There is outcome data available on the program, based on 31 children between 2 and 6 years of age with ASDs. Children demonstrated significant developmental improvements in cognition, language, social/emotional development, perceptual/fine motor development, and gross motor development after 6 to 8 months in the program, after accounting for expected developmental progress. While only 53% of the children had functional speech when they entered the program, 73% had functional speech at follow-up.
The available evidence from a variety of programs and studies suggests that early intervention leads to better outcomes. As we have seen, a number of studies have demonstrated that children make greater gains when they enter a program at a younger age. It is important to keep in mind that most of the empirical support for the difference in gains is comparing children younger than 4 or 5 years to children older than 4–5 years of age. The preschool years are still considered “early” when it comes to early intervention.

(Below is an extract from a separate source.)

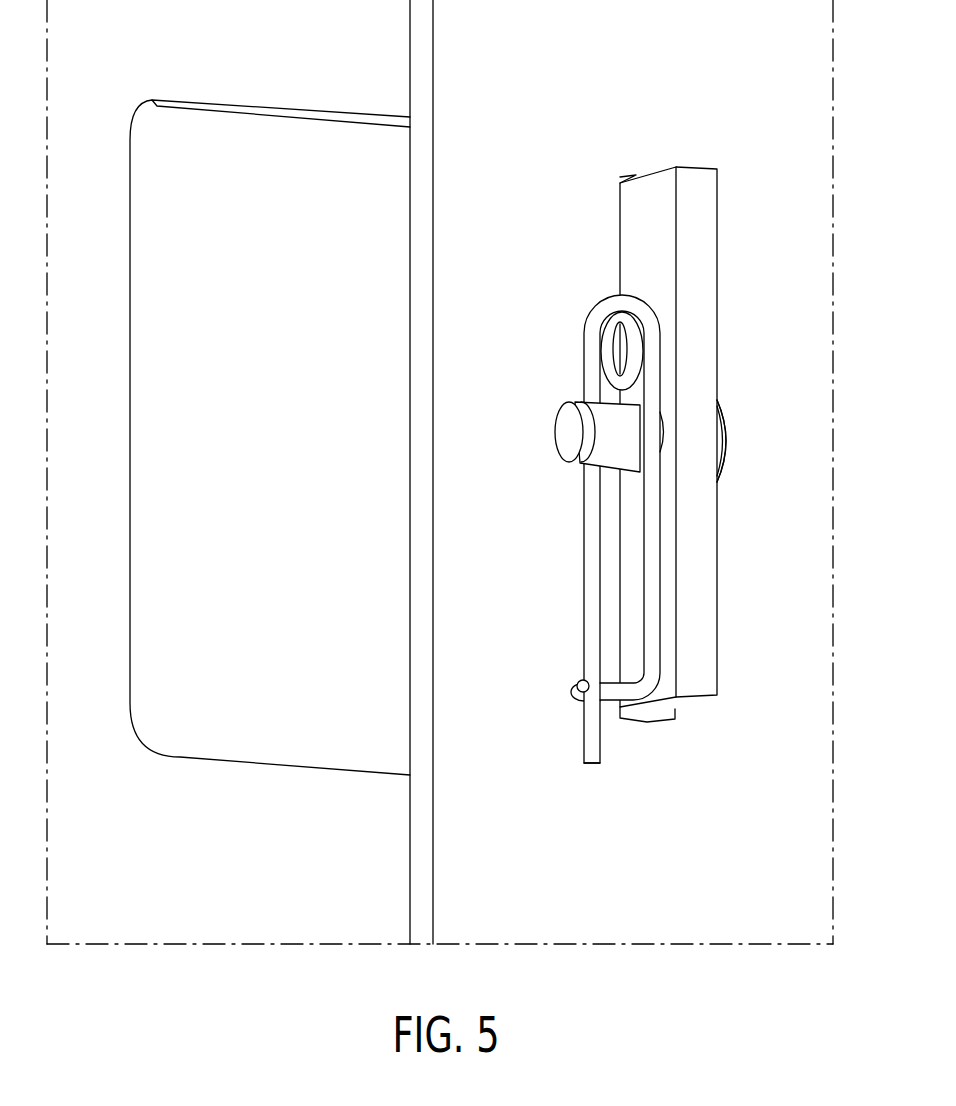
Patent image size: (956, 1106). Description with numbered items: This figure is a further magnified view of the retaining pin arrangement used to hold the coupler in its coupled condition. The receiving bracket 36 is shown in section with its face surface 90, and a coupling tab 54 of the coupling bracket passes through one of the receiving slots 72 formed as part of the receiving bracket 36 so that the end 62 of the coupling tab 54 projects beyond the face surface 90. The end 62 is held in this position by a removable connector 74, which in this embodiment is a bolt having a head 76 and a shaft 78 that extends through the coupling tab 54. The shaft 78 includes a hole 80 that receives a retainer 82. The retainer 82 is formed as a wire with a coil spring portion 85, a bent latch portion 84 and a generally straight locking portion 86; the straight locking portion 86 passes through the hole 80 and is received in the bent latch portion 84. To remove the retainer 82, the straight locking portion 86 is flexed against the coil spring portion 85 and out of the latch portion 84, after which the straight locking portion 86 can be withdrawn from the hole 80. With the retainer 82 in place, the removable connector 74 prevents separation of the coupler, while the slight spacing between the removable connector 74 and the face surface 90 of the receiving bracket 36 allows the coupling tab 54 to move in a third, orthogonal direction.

There are many strategies for working with children with autism and not all of them are equally known or available. Most of the empirical studies have been conducted on ABA interventions. While there is evidence that certain strategies can be effective for teaching specific skills to children with autism, there is not currently evidence that one program is better than any other. Furthermore, most of the programs are developed for children aged 3 and older, and many interventionists are currently attempting to adapt their programs to better meet the needs of the 0 to 3 age group. This leads to complications when recommending intervention programs to parents of young children with autism. At this time, there is a great deal of interest in the common elements in the programs when making recommendations, including parent involvement, intensity, a predictable environment, incorporating the child's interests, actively engaging the child, and focusing on individualized developmental goals. It is important that professionals and parents are informed about the progress they can expect for their child, as well as remain aware that most research does not support a “cure” or “recovery” from autism. At this point, most of the programs focus on children of preschool age, and there is still much to learn about intervention for the birth to 3 age group.